Since I'm still recovering from the Eagles' season being over and so can't get myself to write anything about football right now and baseball really isn't doing much interesting, it's time for basketball! Hey, guess what? March Madness is in two months! All the brackets and the Cinderellas and the analysts picking chalk for the Final Four and all that. So excited. Unfortunately, I really haven't paid much attention to what has been going on in the NCAA, so I can use my blogging as an excuse to do so!
However, it's a daunting task to get myself back into all of college basketball at once, so we'll start small with the Philadelphia local teams that make up the unofficial Big Five conference. Let's begin at the bottom and work our way up.
St. Joseph's Hawks (5-12, 0-4 Atlantic 10)
My, how the mighty have fallen. After achieving a 1-seed in the tournament in 2003-04 and winning the A-10 in '04-'05, Phil Martelli's Hawks have gone just 33-47 since 2008 and are looking at an even worse showing this year if the start of Atlantic 10 play is any indication (they're currently last in the conference). Losses to bad St. Louis and Western Kentucky teams don't really help the cause.
The team IS young, with only 3 upperclassmen and only one of those, senior Forward Idris Hilliard, getting significant playing time. Their leading scorer, sophomore Carl Jones, is averaging almost 18 points per game and certainly could anchor an improving team in the next couple years.
Pennsylvania Quakers (5-7, 0-0 Ivy)
Hurrah, hurrah, Pennsylvania! Um, at least my Quakers are just two wins away from improving on last year's record, right? The Quakers have not recovered from the loss of Coach Fran Dunphy to Temple (we'll discuss him a little more later), going 32-24 in the Ivies in the four years since he left after going 49-7 in the four years prior, and that includes a 13-1 year in 2006 when Dunphy's players were all still there.
Junior point guard Zack Rosen has been the main scorer for the team the last two years, but he's limited slightly in out-of-conference play by the fact that he's a red-headed Jewish kid from New Jersey. Not to say that he's talented and whatnot, but it's just hard to compete with teams that actually recruit athletes for their athleticism. And yet he is second on the team in rebounds. Senior forward Jack Eggleston is the team's second-leading scorer and leading rebounder just in time for him to graduate this year and leave us with nobody who can do anything in the paint.

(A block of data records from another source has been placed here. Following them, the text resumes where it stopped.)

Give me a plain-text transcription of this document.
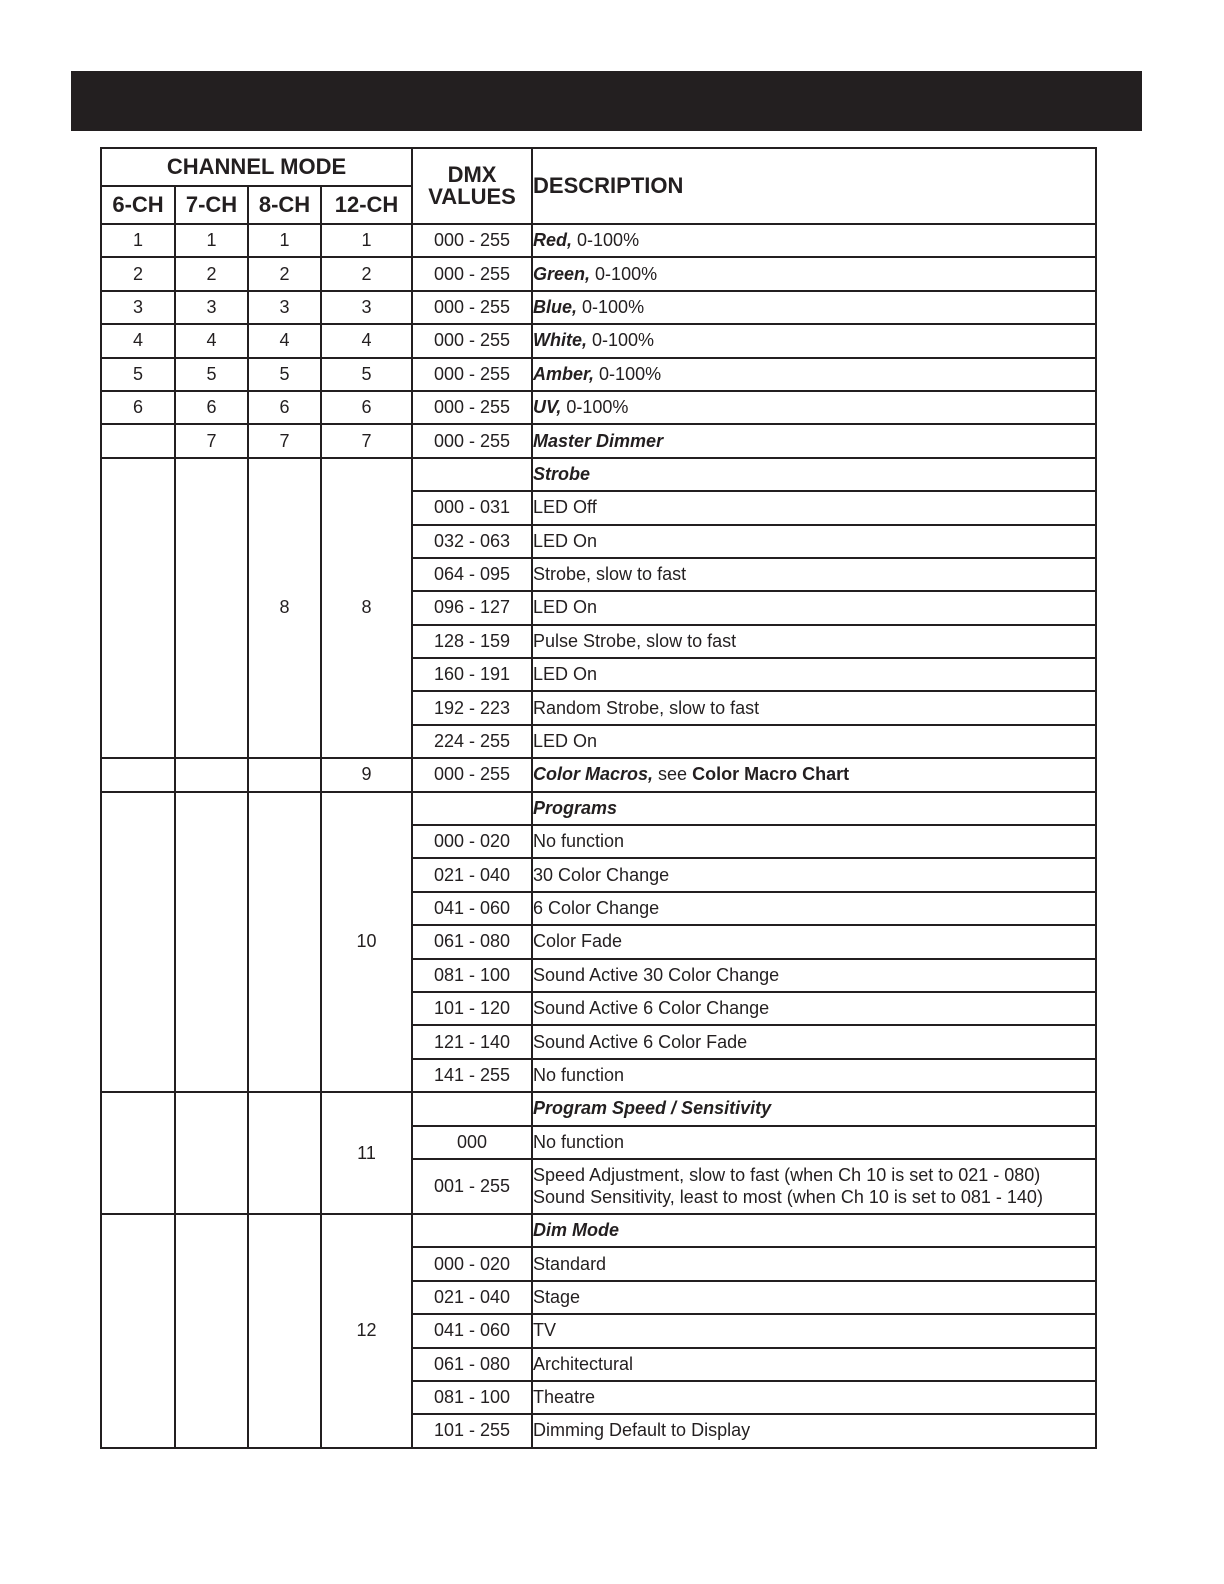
CHANNEL MODE				DMX
VALUES	DESCRIPTION
6-CH	7-CH	8-CH	12-CH		
1	1	1	1	000 - 255	Red, 0-100%
2	2	2	2	000 - 255	Green, 0-100%
3	3	3	3	000 - 255	Blue, 0-100%
4	4	4	4	000 - 255	White, 0-100%
5	5	5	5	000 - 255	Amber, 0-100%
6	6	6	6	000 - 255	UV, 0-100%
	7	7	7	000 - 255	Master Dimmer
		8	8		Strobe
				000 - 031	LED Off
				032 - 063	LED On
				064 - 095	Strobe, slow to fast
				096 - 127	LED On
				128 - 159	Pulse Strobe, slow to fast
				160 - 191	LED On
				192 - 223	Random Strobe, slow to fast
				224 - 255	LED On
			9	000 - 255	Color Macros, see Color Macro Chart
			10		Programs
				000 - 020	No function
				021 - 040	30 Color Change
				041 - 060	6 Color Change
				061 - 080	Color Fade
				081 - 100	Sound Active 30 Color Change
				101 - 120	Sound Active 6 Color Change
				121 - 140	Sound Active 6 Color Fade
				141 - 255	No function
			11		Program Speed / Sensitivity
				000	No function
				001 - 255	Speed Adjustment, slow to fast (when Ch 10 is set to 021 - 080)
Sound Sensitivity, least to most (when Ch 10 is set to 081 - 140)

			12		Dim Mode
				000 - 020	Standard
				021 - 040	Stage
				041 - 060	TV
				061 - 080	Architectural
				081 - 100	Theatre
				101 - 255	Dimming Default to Display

At least you can blame three of their losses on a tough schedule, losing to three top-15 teams in Pitt, Kentucky, and Villanova, and they're facing Temple on Wednesday. They're trending upward, I guess, but just in time for me to graduate and not enjoy the spoils.
La Salle Explorers (8-10, 0-3 Atlantic 10)
The Magellans haven't made the NCAA tournament since 1992 and really haven't threatened the conference much in the last several years, ending the year in the bottom three in the conference twice in the last four years. They do have two big guys averaging 15 points and 8 boards per game this year, sophomore center Aaric Murray and senior forward Jerrell Williams, but a top-heavy Atlantic 10 and tough games against Baylor, Missouri, and of course Villanova are keeping La Salle down.
I really don't have much to say about La Salle other than that, though, as I have never known someone who goes there nor seen them succeed in any capacity, so on to the next one I guess. Win some games and we'll talk.
Temple Owls (12-4, 3-1 Atlantic 10, AP #19)
The 3-time reigning Atlantic 10 champions look poised to continue the trend with a 12-4 start. A loss recently to Duquesne stings because they now reside atop the conference, but it's early and Temple has the pedigree and players to get it done.
This year's team returns point guard Juan Fernandez and forward Lavoy Allen (who was the A-10 Most Improved Player last year) and also boasts an additional scoring threat in junior guard Ramone Moore, which gives them some nice balance and more varied threats than what they had in past years with just one elite scorer in Dionte Christmas. This seems to have helped them thus far as they have beaten #10 Georgetown and lost a nailbiter to Villanova.
Coach Fran Dunphy made 9 NCAA tournament appearances with Penn from 1989 to 2006, winning just one game. Many thought that when he was given greater recruiting resources at Temple he would have greater tourney success, but he has gone 0-3 in the NCAA tournament at Temple, including an upset loss to a 12-seeded Ivy League Cornell team. I like the way that the team looks this year, though, and if they can get hot at the right time or get a nice matchup in the tournament maybe Fran can get it done.
Villanova Wildcats (16-1, 4-0 Big East, AP #7)
The 'Cats are a perennial power in the Big Five and in the Big East as well, going 26-2 in the Big Five and 73-33 in the ultra-competitive Big East since 2004. After last year they lost their star point guard, Scottie Reynolds, but the Coreys (Fisher and Stokes) and big man Mouphtaou Yarou have proven to be more than sufficient in maintaining the program's status among the tops in the nation.
However, I am not confident in the team's chances in the Big East and NCAA tournament due to their relatively soft schedule so far (although they are about to play top-ten teams in UConn and Syracuse in their next two games). Their wins against Big Five competition have not been particularly impressive, winning their three games against teams not named Temple by an average of 8.7 points against teams that are a combined 18-29. I was at the Temple game and came away from it not particularly impressed.
Despite that, Jay Wright's resume with the team has been solid, earning 8 NCAA tournament bids and going 12-8 in the tournament while achieving, on average, 0.2 wins per tournament more than the expectation based on his seed, 13th among coaches who have made as many appearances (see bracketscience.com for more on that).